Sinatra came face to face with Puzo, and finally pressured the studio to eliminate the character. In the end, Al Ruddy managed to talk Coppola and Puzo -the screenwriters of the feature film- into shortening his role as much as possible, and he ended up being a very circumstantial character.
But The Godfather was not only affected by the mafia, but the studio itself also had a lot to do in making the production as complex as possible. The first problem the film had was that its budget was very tight.
Paramount did a market analysis and agreed that gangster movies were a thing of the past. The last ones at the time had performed very poorly and they didn’t think that was going to change. Thus, they decided to spend only 4 million dollars to produce it, a very tight budget for a feature film of these characteristics.
Since it was a minor production in their view, they decided to hand the job to young Al Ruddy, who had only produced a sitcom and a minor comedy before. But Ruddy was able to surpass expectations and become one of the best producers of the 21st century.
Still, this was only one of the film’s big problems. Ruddy managed to get more money out of Gulf and Western, Paramount’s parent company headed by the eccentric Carlos Bluhdorn. But to do so he had to go through all sorts of pressures and battles that he had to drop along the way.
In fact, the most complex thing for Ruddy was to combine the artistic vision of Francis Ford Coppola, capricious to the extreme, with the business and ultra-capitalist vision of Bluhdorn and Evans. The series tells how he had to impose himself on more than one occasion, and was even fired… only to be reinstated a day later.
A sublime cast
Beyond everything the series tells, a very interesting story that is worth knowing for all those who are curious about how the Hollywood network works, the fiction is worthwhile on its own. The series has a brutal pace and so many plot twists that it seems that it is not based on real events. And the performances are sublime.

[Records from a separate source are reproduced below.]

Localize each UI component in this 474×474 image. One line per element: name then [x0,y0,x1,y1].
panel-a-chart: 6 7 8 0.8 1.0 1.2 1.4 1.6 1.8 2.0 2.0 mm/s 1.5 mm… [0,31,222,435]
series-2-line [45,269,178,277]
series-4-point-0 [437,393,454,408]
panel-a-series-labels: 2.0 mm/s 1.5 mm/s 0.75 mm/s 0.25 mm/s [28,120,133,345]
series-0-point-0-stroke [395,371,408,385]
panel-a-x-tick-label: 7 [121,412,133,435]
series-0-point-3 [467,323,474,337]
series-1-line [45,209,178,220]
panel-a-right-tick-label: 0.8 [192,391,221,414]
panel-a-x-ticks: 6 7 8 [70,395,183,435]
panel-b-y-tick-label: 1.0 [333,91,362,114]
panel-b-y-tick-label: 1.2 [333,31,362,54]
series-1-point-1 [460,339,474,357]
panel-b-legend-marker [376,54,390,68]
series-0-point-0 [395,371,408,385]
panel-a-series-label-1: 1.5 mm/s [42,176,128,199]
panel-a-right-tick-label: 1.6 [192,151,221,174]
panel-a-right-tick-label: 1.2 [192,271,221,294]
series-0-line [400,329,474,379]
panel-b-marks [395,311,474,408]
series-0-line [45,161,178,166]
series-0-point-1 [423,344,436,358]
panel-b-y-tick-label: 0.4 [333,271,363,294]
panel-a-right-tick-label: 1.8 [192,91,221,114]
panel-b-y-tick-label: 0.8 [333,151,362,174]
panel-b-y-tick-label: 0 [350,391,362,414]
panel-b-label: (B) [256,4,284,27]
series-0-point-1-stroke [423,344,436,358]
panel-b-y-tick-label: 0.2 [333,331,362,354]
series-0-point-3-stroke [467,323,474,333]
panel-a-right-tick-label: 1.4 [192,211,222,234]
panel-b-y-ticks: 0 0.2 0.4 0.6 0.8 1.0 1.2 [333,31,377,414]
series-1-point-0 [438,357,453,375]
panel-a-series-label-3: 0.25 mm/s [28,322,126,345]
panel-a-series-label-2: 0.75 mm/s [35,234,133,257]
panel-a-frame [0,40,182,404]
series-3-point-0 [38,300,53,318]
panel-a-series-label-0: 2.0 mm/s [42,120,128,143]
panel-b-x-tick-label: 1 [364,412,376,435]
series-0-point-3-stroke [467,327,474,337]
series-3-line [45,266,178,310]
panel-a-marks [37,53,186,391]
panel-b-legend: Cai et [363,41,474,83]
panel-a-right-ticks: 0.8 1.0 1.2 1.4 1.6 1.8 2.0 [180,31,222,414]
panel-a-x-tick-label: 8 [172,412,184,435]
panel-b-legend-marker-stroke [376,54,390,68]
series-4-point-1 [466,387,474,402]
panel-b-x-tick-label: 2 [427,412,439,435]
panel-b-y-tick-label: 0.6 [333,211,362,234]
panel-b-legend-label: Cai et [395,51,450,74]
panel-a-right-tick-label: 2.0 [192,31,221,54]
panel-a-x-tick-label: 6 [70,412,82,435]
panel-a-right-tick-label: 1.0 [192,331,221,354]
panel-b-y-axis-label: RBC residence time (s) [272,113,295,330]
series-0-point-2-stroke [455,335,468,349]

Beyond Miles Teller’s good performance as the lead, the entire cast is up to the task. Juno Temple, who we can also see in Ted Lasso, is the indomitable Betty McCartt, Ruddy’s assistant who steals the show on more than one occasion. And Giovanni Ribisi looks like something out of The Sopranos as Joe Colombo.
But the most curious thing is to see the interpretations of the young Marlon Brando (Justin Chambers), Al Pacino (Anthony Ippolito), Francis Ford Coppola (Dan Fogler) or Mario Puzo (Patrick Gallo). At times you forget that it is a series and it is like seeing all these characters alive again.
In short, this is SkyShowtime’s firmest bet to win over the public and drag them to its platform. It is not clear if it will get the public favor it deserves, since it is a very new platform, but it is certainly capable of winning over anyone.